Does this mean sometimes a kick was not a kick?

Who knows if, back when you were pregnant, you sometimes flipped out over your lunch moving through your system, thinking it was your baby? It's possible, especially if you "felt something" earlier than 20 weeks.

"The brain can't recognize what it hasn't experienced before, but once we become pregnant, the brain develops a memory of pregnancy sensations," Dr. Greenleaf says. "After pregnancy, we're more in tune with our abdomen or abdominal wall and notice the movement of our inner organs, such as the intestinal movement of peristalsis for digestion, the movement of gas through the bowels, or abdominal wall muscles twitches. The brain connects these sensations with those felt during pregnancy, and they will register in the brain as 'phantom kicks.'"

Some kicks really were kicks. Some movements were probably gas. No one can say for sure, so you can believe whatever you want!

Are there any other pregnancy-related phantom feelings?

When I was pregnant with my first, a hippie friend who was legit grandma-age said casually, "When I hear a baby cry, my milk still lets down." I knew that was bananas. While our breasts might produce a little bit of milk years after nursing, it is not happening 20 years after nursing — and not after menopause.

But what is real is phantom letdown.
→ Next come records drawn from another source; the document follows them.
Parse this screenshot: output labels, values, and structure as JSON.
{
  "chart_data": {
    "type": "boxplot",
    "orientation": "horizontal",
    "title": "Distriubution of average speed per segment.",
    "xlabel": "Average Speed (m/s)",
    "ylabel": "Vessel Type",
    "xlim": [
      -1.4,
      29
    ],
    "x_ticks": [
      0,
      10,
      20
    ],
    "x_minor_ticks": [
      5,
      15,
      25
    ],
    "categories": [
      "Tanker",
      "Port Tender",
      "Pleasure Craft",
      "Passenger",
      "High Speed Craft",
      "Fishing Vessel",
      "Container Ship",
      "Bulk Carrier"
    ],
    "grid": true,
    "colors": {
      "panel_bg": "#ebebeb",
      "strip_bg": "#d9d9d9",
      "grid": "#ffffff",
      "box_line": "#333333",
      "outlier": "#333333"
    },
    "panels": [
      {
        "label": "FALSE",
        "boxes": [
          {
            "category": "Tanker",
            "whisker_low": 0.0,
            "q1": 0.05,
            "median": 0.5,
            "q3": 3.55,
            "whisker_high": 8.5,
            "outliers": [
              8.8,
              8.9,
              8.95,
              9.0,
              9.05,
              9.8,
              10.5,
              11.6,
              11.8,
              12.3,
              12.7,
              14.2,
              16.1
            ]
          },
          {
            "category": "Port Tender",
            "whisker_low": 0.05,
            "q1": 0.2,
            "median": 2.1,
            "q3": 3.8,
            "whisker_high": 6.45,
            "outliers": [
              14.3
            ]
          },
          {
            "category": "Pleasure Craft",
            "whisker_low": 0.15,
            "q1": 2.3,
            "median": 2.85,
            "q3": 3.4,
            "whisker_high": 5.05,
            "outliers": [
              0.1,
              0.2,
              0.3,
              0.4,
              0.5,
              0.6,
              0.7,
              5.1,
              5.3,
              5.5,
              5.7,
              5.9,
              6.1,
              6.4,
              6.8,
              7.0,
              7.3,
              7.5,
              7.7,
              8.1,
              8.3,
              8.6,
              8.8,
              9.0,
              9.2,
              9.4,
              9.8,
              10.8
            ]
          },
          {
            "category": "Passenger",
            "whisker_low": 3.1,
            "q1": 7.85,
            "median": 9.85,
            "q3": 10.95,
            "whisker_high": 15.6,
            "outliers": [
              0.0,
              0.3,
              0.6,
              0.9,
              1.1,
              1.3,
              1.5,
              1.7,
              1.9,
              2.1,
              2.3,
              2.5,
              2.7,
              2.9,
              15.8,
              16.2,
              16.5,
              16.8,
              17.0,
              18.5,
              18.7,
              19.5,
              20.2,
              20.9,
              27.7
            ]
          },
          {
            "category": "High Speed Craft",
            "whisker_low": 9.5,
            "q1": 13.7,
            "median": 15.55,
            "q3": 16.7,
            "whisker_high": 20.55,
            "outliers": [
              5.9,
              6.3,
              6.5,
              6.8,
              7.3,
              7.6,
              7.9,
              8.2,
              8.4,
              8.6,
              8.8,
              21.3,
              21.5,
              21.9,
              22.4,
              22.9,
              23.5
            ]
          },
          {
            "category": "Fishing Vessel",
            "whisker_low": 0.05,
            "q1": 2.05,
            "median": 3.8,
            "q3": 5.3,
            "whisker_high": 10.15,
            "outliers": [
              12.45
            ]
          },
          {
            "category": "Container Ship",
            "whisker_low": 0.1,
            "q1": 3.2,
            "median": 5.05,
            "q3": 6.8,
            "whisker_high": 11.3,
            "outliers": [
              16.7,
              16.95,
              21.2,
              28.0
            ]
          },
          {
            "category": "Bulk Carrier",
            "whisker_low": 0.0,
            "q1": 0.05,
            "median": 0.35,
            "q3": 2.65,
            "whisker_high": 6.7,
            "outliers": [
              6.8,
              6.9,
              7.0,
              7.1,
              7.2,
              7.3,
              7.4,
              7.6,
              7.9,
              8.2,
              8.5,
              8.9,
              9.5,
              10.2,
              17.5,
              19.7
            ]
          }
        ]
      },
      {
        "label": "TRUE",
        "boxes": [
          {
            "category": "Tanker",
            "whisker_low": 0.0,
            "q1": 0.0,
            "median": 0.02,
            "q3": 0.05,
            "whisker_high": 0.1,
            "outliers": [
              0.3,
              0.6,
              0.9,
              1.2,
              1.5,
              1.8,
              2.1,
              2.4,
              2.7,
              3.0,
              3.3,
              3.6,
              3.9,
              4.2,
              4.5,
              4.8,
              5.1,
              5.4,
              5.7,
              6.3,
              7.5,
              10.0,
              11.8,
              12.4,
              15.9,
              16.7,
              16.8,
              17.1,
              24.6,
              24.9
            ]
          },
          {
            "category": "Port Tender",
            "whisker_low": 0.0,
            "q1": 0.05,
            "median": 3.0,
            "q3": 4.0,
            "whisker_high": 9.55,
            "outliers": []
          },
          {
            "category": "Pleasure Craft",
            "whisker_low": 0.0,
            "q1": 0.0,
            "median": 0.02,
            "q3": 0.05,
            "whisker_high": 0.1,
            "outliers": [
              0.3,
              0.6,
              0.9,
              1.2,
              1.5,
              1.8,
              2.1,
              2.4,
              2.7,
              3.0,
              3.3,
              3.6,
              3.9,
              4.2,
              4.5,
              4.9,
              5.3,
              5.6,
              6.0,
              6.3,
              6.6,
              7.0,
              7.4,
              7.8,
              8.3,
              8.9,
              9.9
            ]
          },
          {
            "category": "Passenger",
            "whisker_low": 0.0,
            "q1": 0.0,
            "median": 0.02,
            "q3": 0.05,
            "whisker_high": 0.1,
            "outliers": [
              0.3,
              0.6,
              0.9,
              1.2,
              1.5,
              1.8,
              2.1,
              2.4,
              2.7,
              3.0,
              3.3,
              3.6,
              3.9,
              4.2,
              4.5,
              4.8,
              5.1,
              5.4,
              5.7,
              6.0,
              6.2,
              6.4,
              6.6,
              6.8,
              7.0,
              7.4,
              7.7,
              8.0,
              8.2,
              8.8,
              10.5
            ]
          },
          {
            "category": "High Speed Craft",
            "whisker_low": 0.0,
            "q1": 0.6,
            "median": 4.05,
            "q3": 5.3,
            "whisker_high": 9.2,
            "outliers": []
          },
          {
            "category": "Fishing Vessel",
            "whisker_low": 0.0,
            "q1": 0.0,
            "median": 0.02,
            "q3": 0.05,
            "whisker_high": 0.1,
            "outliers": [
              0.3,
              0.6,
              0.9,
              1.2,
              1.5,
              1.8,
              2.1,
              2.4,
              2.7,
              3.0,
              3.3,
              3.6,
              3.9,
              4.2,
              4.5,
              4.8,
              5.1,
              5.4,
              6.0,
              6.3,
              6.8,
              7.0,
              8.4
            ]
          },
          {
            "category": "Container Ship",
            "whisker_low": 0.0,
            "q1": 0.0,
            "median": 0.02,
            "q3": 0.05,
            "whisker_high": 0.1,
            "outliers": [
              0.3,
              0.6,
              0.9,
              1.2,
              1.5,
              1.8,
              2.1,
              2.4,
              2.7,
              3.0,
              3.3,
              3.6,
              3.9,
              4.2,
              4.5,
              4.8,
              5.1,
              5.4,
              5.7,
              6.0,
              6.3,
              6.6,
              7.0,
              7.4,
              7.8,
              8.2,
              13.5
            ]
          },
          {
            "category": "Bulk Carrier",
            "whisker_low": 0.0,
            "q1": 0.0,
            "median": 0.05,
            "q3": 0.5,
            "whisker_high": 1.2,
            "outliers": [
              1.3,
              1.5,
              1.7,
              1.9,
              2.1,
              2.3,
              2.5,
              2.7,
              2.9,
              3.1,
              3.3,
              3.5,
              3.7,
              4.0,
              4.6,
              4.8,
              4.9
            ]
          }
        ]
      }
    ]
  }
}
I know because, after nursing my two kids for a collective four years of my life, my brain can still vividly imagine that exact feeling, even if letdown is not actually happening.

On the flip side, I can’t recall the exact feeling of giving birth — I think my birth amnesia is the reason I was able to have my second at all. I do remember the thrilling feeling of seeing each little newborn face for the first time, though.

So, when all is said and done, I guess the brain holds on to what it wants and tosses out what it doesn't.